The London Stock Exchange has lost out in its drive to expand in the Middle East, after rival NYSE Euronext beat it to a $250m (£127m) strategic partnership deal with Qatar's stock market.
NYSE Euronext, the transatlantic exchange, yesterday announced it had sealed a strategic partnership with the state of Qatar, "which will transform the Doha Securities Market into a significant international player". It paid $250m to take a 25 per cent stake in the Middle East exchange.
Qatar has been looking at a significant partnership with an international market for two years and had intensified its search since January. The LSE was widely considered a favourite as Qatar owns a 15 per cent stake in the UK exchange.
Yesterday's statement said NYSE had submitted "the most attractive offer as part of a competitive bidding process" which is understood to have interested a number of the world's largest exchanges along with the LSE, including the US's Nasdaq and Deutsche Börse in Germany.
This comes as a blow to the LSE, which has been working on a commercial agreement with Qatar for "some considerable time," according to a source at the exchange. It is understood part of the reason it lost out was its lack of a world-class derivatives platform. NYSE owns Liffe, one of the biggest in Europe.
Some analysts said the move could raise question marks over Qatar's long-term commitment to the LSE and its 15 per cent holding, which has halved in value since February. But Qatar moved to quell fears, calling the stake a long-term investment and saying it will look to collaborate in the future.
The deal will see the creation of a new integrated cash-and-derivatives exchange in Doha, with a technology platform provided by NYSE, and is expected to close before the end of the year.
The search is under way for a new chief executive and management team and the Qatar exchange hopes to float a minority stake on its market within three years. Qatar's prime minister and minister of foreign affairs Hamad bin Jassim bin Jabor Al-Thani said yesterday's deal was a "significant development" for Qatar and the Middle East.

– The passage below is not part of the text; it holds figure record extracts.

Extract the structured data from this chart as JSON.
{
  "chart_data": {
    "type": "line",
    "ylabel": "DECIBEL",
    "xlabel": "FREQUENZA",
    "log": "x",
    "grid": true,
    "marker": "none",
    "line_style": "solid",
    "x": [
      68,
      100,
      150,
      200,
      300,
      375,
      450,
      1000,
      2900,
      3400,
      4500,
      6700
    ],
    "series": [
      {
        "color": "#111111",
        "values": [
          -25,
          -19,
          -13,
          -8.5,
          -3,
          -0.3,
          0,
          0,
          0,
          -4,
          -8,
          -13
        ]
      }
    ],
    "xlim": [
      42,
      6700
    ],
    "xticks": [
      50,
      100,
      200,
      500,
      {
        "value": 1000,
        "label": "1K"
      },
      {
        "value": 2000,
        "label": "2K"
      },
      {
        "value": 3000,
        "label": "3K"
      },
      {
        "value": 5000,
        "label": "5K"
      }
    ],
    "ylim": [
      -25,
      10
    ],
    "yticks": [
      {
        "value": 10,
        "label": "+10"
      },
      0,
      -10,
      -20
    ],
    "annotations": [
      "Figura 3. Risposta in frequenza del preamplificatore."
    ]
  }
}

The move will significantly increase NYSE's presence in the Middle East after it signed a technical partnership arrangement with the Abu Dhabi Securities Market earlier this year. The latest investment is its biggest outlay since the merger that brought together the New York Stock Exchange and Euronext last year.
There is a race to build up financial centres in the Middle East with Doha, Bahrain and Abu Dhabi all looking to challenge Dubai's position as the leading market.